3- Application du crédit d’impôt
Le crédit d’impôt est applicable prioritairement sur l’IS. S’il est supérieur à l’impôt alors il est remboursé au contribuable, mais attention le remboursement n’est pas automatique donc celui-ci doit en formuler la demande auprès du service des impôts des entreprises gestionnaire en remplissant le formulaire n°2573-SD.
4- Exemple
Une entreprise exerce une activité d’éditeur de services de télévision et réalise des dépenses de création audiovisuelle consistant en l’achat de droits de diffusion d’œuvre à une entreprise située en Allemagne pour une valeur de 50 000 euros, et elle est soumise à l’impôt sur les sociétés. Son chiffre d’affaires, sur la période du 1er mars 2019 au 31 décembre 2019, est de 800 000 euros puis il est de 640 000 euros sur la période du 1er mars 2020 au 31 décembre 2020. L’entreprise connait donc une diminution de son chiffre d’affaires de 20% ([(640 000 – 800 000) / 800 000] * 100).

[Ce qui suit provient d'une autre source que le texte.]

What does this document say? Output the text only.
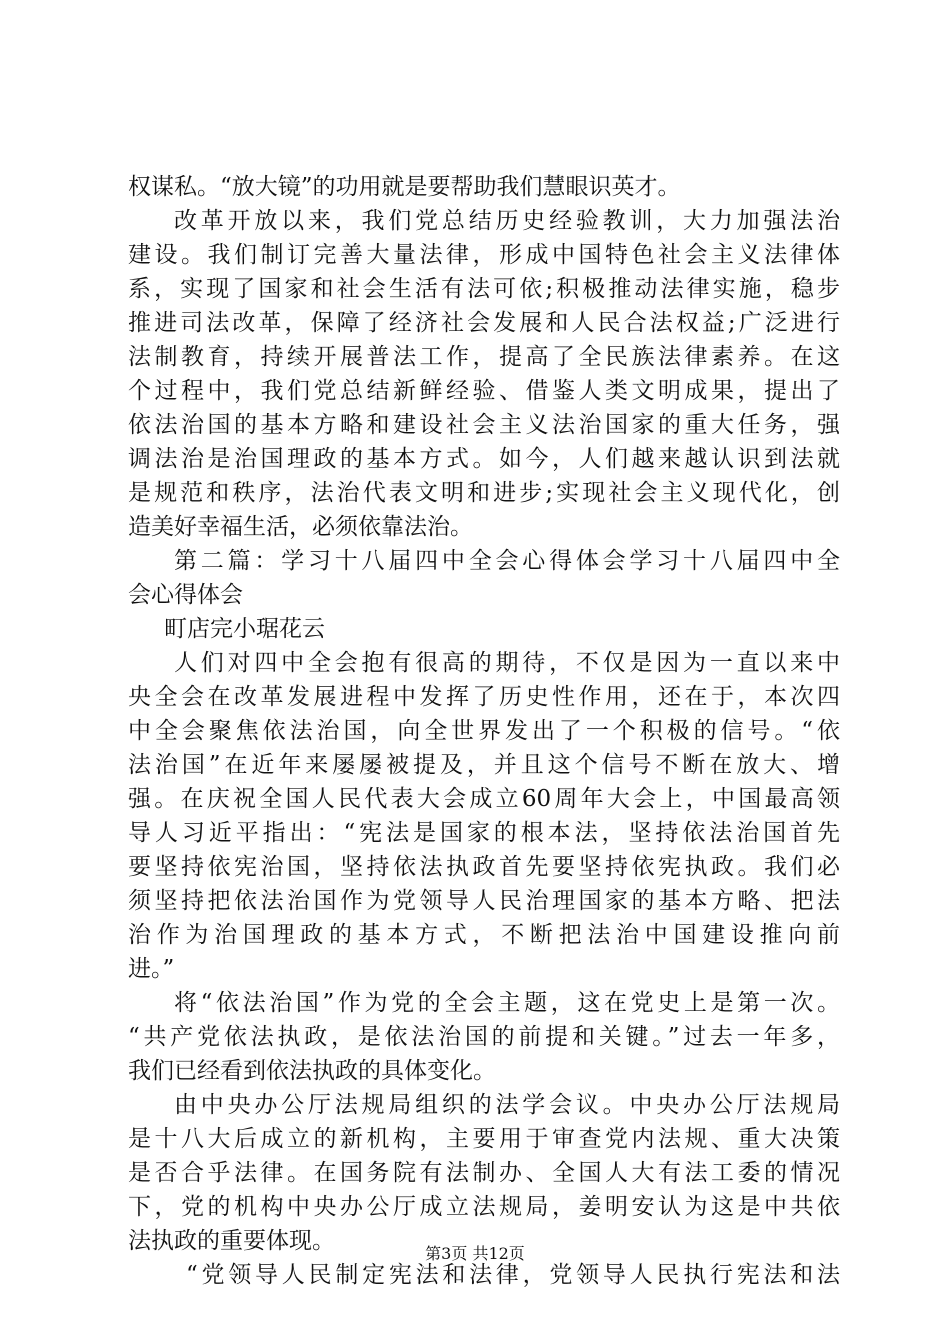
权谋私。“放大镜”的功用就是要帮助我们慧眼识英才。
改革开放以来，我们党总结历史经验教训，大力加强法治
建设。我们制订完善大量法律，形成中国特色社会主义法律体
系，实现了国家和社会生活有法可依;积极推动法律实施，稳步
推进司法改革，保障了经济社会发展和人民合法权益;广泛进行
法制教育，持续开展普法工作，提高了全民族法律素养。在这
个过程中，我们党总结新鲜经验、借鉴人类文明成果，提出了
依法治国的基本方略和建设社会主义法治国家的重大任务，强
调法治是治国理政的基本方式。如今，人们越来越认识到法就
是规范和秩序，法治代表文明和进步;实现社会主义现代化，创
造美好幸福生活，必须依靠法治。
第二篇：学习十八届四中全会心得体会学习十八届四中全
会心得体会
町店完小琚花云
人们对四中全会抱有很高的期待，不仅是因为一直以来中
央全会在改革发展进程中发挥了历史性作用，还在于，本次四
中全会聚焦依法治国，向全世界发出了一个积极的信号。“依
法治国”在近年来屡屡被提及，并且这个信号不断在放大、增
强。在庆祝全国人民代表大会成立60周年大会上，中国最高领
导人习近平指出：“宪法是国家的根本法，坚持依法治国首先
要坚持依宪治国，坚持依法执政首先要坚持依宪执政。我们必
须坚持把依法治国作为党领导人民治理国家的基本方略、把法
治作为治国理政的基本方式，不断把法治中国建设推向前
进。”
将“依法治国”作为党的全会主题，这在党史上是第一次。
“共产党依法执政，是依法治国的前提和关键。”过去一年多，
我们已经看到依法执政的具体变化。
由中央办公厅法规局组织的法学会议。中央办公厅法规局
是十八大后成立的新机构，主要用于审查党内法规、重大决策
是否合乎法律。在国务院有法制办、全国人大有法工委的情况
下，党的机构中央办公厅成立法规局，姜明安认为这是中共依
法执政的重要体现。
“党领导人民制定宪法和法律，党领导人民执行宪法和法
第3页 共12页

Ici, l’ensemble des conditions sont respectées donc l’entreprise est éligible au crédit d’impôt. Ce dernier est égal à 15% des dépenses engagées pour l’achat de droits de diffusion soit 7 500€ (50 000 * 15%).
Si le chiffre d’affaires de l’entreprise en 2020 est de 640 000 euros et les charges s’élèvent à 340 000€, alors l’assiette de son bénéfice imposable s’élèvera à 300 000€, une fois le coefficient d’imposition normal appliqué de 26,5%, elle devra s’acquitter d’un IS d’une valeur de 79 500 euros. Une fois le crédit d’impôt d’un montant de 7 500 euros imputé, son imposition sera de 72 000 euros. Elle réalise donc une économie de la valeur du crédit d’impôt soit 7 500 euros.
Pour conclure, on peut se poser la question de savoir si ce crédit d’impôt est adapté aux nombreuses dépenses engagées par de multiples entreprises du monde de l’audiovisuel et cinématographique au vu des conditions restrictives.